Maskottchen "Trimmy" zeigt das "Victory-Zeichen", doch Athleten wie Karla Borger sehen sich vom Deutschen Olympischen Sportbund nicht gut genug vertreten. Ein Streitpunkt ist die Finanzierung des Spitzensports. Foto: Eibner/Montage: © eyetronic – stock.adobe.com

Sportpolitik: Athleten aus der Region unterstützen "Revolution". Verein soll Athleten mehr Gehör verschaffen.

Bevormundet, unterfinanziert und ohne Einfluss: So fühlen sich viele Leistungssportler. Die deutschen Athleten wollen nun, dass ihre Meinung mehr Gewicht bekommt.

Ein vom Deutschen Olympischen Sportbund (DOSB) unabhängiger Verein – "Athleten Deutschland" – soll deshalb am Sonntag auf der Athleten-Vollversammlung in Köln gegründet werden. "Wir glauben, dass die Stimme der Athleten eigenständig formuliert sein sollte. Und dass wir mit einer eigenen Organisation die Möglichkeit haben, die Stimme der Athleten unabhängig zu formulieren", sagte Max Hartung – DOSB-Athletensprecher – am Samstag in der ARD-Sportschau. "Revolution im deutschen Sport", "Zäsur" oder "Zerreißprobe mit dem DOSB", so lauteten die folgenden Schlagzeilen. Wie aber sehen Leistungssportler und Verbandsfunktionäre aus dem Schwarzwald-Baar-Kreis und aus der Region diesen Schritt?

Der Donaueschinger Leichtathlet Christoph Kessler sieht diesen als logisch und notwendig an. "Es wurde höchste Zeit für so etwas. Wir Sportler werden bei wichtigen Entscheidungen doch kaum bis gar nicht gehört, haben kaum Einfluss", verweist der 800-Meter-Spezialist auch auf den Umgang mit dem Skandal um das Staatsdoping in Russland im Vorfeld der Olympischen Spiele von Rio de Janeiro. "Dies ist nur ein Beispiel. Aber auch da wurden doch keine Sportler in den Entscheidungsprozess miteinbezogen", gibt der diesjährige Universiade-Teilnehmer zu bedenken.

Bei dieser – in Taiwan – war die Stellung der Sportler ebenfalls ein Thema. "Da hatte ich die Gelegenheit, mich auch mit Athleten von anderen Sportarten zu unterhalten. Viele waren der Meinung, dass wir Sportler zu wenig Gehör finden. Sie sind einfach mit der derzeitigen Situation unzufrieden", sieht der Student der Verfahrenstechnik am KIT (Karlsruher Instituts für Technologie) auch die Neustrukturierung des deutschen Leistungssports und der Spitzensportförderung kritisch. "Vereinfacht wird nun die absolute Spitze mehr gefördert – und der Rest geht oft leer aus", hält der 22-jährige Hallen-EM-Teilnehmer dieses Konzept für fragwürdig. "Im Sport entscheiden oft Menschen, die mit dem eigentlichen Sport wenig zu tun haben", hofft Christoph Kessler, dass durch die Gründung der unabhängigen Sportlervertretung Themen wie die Finanzierung einer Laufbahn – und der Zeit nach dieser – mehr in den Mittelpunkt rücken.
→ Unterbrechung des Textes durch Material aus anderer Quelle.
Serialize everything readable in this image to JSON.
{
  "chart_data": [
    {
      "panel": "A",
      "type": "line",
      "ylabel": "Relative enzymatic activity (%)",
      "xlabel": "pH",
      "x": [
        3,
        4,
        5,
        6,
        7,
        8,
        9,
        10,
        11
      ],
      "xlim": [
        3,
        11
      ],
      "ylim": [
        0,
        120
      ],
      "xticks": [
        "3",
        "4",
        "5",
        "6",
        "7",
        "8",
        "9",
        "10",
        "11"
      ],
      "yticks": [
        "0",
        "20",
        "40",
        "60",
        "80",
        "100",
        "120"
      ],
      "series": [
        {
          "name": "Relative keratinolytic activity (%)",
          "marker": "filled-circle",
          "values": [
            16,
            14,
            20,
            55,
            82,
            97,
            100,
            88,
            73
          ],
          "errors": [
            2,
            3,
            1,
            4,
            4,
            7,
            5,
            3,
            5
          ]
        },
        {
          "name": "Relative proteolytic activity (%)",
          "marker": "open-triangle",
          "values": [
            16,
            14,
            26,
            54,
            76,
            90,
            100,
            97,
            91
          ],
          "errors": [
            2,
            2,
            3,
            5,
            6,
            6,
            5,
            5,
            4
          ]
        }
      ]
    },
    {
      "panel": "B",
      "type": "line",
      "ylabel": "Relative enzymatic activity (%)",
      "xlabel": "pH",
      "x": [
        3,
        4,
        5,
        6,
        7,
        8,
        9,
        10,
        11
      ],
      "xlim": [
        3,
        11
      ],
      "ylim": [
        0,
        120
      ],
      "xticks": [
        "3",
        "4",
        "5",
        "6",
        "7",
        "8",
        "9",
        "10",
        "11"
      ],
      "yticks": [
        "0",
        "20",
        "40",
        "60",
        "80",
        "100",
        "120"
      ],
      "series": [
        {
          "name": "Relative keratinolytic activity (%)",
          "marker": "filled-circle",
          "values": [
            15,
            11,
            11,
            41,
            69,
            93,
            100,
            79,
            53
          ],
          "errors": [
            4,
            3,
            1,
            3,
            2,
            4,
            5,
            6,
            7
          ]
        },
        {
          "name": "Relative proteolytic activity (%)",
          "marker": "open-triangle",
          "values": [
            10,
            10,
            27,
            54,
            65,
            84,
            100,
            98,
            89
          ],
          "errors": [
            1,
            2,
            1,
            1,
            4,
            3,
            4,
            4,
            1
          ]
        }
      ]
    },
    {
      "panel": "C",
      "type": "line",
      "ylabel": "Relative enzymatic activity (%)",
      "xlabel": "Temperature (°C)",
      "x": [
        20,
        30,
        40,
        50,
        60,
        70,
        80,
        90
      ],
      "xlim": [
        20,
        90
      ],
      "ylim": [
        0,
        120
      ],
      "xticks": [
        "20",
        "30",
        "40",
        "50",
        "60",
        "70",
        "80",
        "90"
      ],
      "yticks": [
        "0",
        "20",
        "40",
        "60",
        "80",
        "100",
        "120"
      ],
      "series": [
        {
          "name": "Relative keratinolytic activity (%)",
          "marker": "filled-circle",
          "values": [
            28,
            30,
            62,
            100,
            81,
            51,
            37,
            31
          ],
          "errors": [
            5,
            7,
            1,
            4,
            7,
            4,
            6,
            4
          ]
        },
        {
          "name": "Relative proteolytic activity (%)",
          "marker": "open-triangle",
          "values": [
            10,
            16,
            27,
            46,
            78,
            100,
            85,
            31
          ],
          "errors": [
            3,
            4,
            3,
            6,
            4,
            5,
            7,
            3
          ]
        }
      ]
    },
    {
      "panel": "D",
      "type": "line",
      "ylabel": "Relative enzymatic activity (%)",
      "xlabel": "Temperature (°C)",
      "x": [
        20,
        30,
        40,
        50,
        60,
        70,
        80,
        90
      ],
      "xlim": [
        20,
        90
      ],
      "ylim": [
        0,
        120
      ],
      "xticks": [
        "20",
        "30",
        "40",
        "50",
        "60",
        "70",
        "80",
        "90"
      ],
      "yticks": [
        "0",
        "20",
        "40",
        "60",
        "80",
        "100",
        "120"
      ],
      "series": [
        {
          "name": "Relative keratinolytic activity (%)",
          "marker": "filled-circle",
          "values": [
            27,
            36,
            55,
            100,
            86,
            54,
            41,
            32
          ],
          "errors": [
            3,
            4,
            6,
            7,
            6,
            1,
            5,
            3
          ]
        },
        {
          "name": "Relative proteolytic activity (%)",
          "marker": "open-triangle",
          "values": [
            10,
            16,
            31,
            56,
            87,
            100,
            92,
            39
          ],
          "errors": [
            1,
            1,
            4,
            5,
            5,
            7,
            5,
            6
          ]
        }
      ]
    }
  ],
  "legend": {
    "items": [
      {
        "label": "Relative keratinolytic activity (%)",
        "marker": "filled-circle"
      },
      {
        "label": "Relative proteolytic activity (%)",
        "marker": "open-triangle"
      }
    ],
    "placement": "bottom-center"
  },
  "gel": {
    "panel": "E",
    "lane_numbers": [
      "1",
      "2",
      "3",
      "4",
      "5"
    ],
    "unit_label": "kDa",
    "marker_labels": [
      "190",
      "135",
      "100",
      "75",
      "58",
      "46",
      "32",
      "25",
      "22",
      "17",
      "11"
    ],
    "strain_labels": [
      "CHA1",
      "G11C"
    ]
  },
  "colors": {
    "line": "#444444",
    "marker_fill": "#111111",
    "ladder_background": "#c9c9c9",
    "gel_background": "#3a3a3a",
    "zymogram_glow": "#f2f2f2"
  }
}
Ähnlich sieht es Karla Borger, frühere Spielerin des TV Villingen und Olympia-Teilnehmerin von Rio de Janeiro. "Es wird höchste Zeit, dass etwas passiert", stellt die erfolgreiche Beachvolleyballerin klar. Die 28-Jährige wird auf jeden Fall am Wochenende in Köln vor Ort sein, wenn der Verein "Athleten Deutschland" aus der Taufe gehoben wird. "Ich kann mir auch vorstellen, da aktiv mitzumachen, wenn es die Zeit erlaubt", sieht Borger die Unabhängigkeit der Sportler als sehr wichtigen Schritt an. "Es fehlt bisher die Transparenz. Wir Sportler – ich habe viel mit Athleten anderer Sparten geredet – investieren unglaublich viel. Da geht es auch um Existenzen. Deshalb brauchen wir Sportler endlich Mitspracherecht. Dieser Schritt war überfällig, ist absolut notwendig", findet die Beachvolleyballerin deutliche Worte.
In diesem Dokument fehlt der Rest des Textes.